Deux critères de jugement principaux mutuellement exclusifs : la mortalité en réanimation et la sortie en vie de réanimation, considérés comme évènements compétitifs. Les auteurs faisaient l’hypothèse que les mécanismes associés à la mortalité pouvaient différer de ceux qui prolongeaient la durée de séjour.
L’association de chaque variable (P0.1, Pocc, ∆PL,dyn, ∆Paw,dyn) avec chacun des deux critères de jugement (mortalité en réanimation et sortie en vie de réanimation) était étudiée dans un modèle de Cox indépendant, ajusté sur l’âge, le genre, le score SOFA, le nombre de molécules de sédation et d’heures de sédation chaque jour, la compliance dynamique et le rapport PaO2/FiO2. Les modèles étaient censurés à sept jours de la dernière mesure disponible ou après trois jours de données manquantes.
L’hypothèse principale était que des valeurs « intermédiaires » de P0.1 et de Pocc (proches de celles mesurées chez des individus sains et au repos) seraient associées à un meilleur pronostic, en particulier chez les patients les plus hypoxémiques. Un test d’interaction avec la présence d’une hypoxémie sévère (PaO2/FiO2 ≤ 150 mmHg et/ou circulation extracorporelle) était prévu a priori.
Résultats essentiels :
Caractéristiques des patients inclus
1186 patients ont été analysés, soit 4972 patients-jours pour la P0.1 et 4925 patients-jours pour la Pocc (environ 20% de données manquantes).
75 % des patients étaient admis pour insuffisance respiratoire aiguë.
Le score SOFA moyen était de 10 ± 2 points.
Le rapport PaO2/FiO2 médian était de 255 [144-316] mmHg.
20% des patients étaient sous circulation extracorporelle.
La mortalité en réanimation était de 25% et la durée médiane d’hospitalisation chez les sortis vivants était de 6 [3-16] jours.

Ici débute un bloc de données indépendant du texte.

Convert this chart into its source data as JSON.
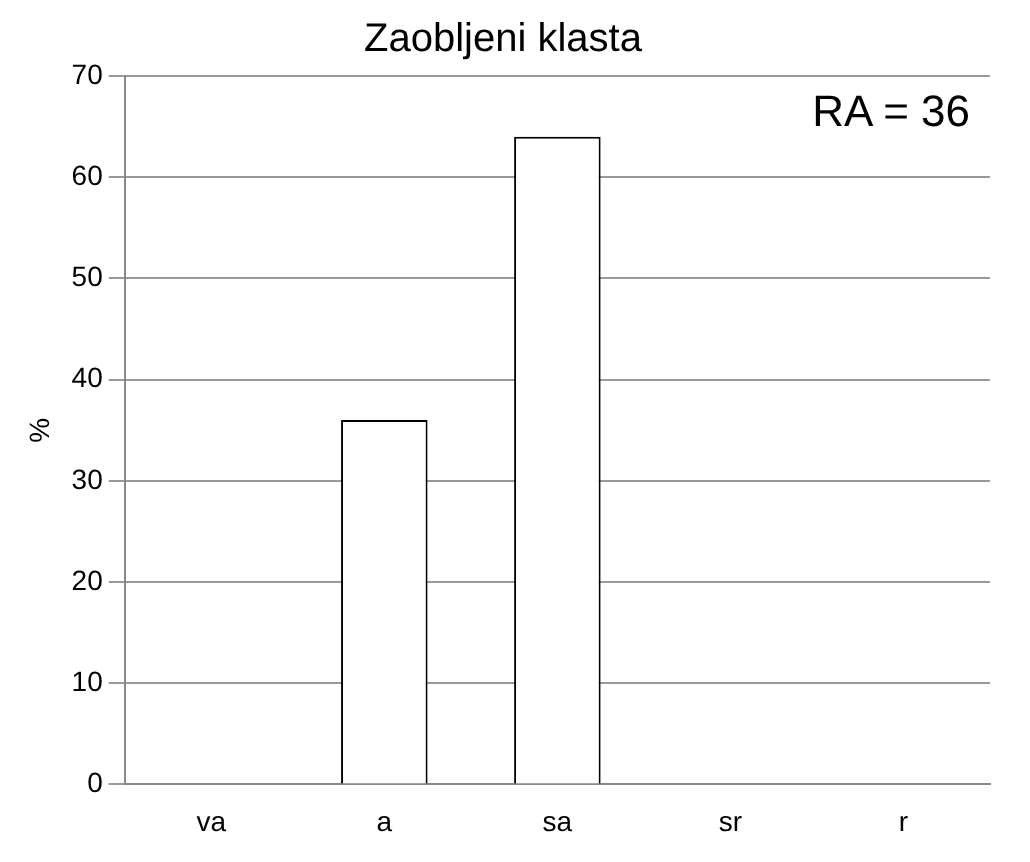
{
  "chart_data": {
    "type": "bar",
    "title": "Zaobljeni klasta",
    "ylabel": "%",
    "categories": [
      "va",
      "a",
      "sa",
      "sr",
      "r"
    ],
    "values": [
      0,
      36,
      64,
      0,
      0
    ],
    "color": "#ffffff",
    "ylim": [
      0,
      70
    ],
    "yticks": [
      0,
      10,
      20,
      30,
      40,
      50,
      60,
      70
    ],
    "grid": "y",
    "annotations": [
      "RA = 36"
    ]
  }
}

Evolution temporelle des variables d’intérêt
Le drive et l’effort inspiratoire étaient absents chez 80% des patients au premier jour de recueil. Leur présence augmentait progressivement sur les dix jours de mesure. Lorsqu’un effort inspiratoire était présent (défini par Pocc < 0 cmH2O), 50 à 60% des patients étaient en ventilation spontanée en aide inspiratoire, les autres en ventilation contrôlée. Les valeurs « physiologiques » de P0.1 et Pocc semblent minoritaires sur l’ensemble du temps de recueil. En revanche, les valeurs de ∆PL,dyn semblaient « physiologiques » sur la majorité du temps de recueil.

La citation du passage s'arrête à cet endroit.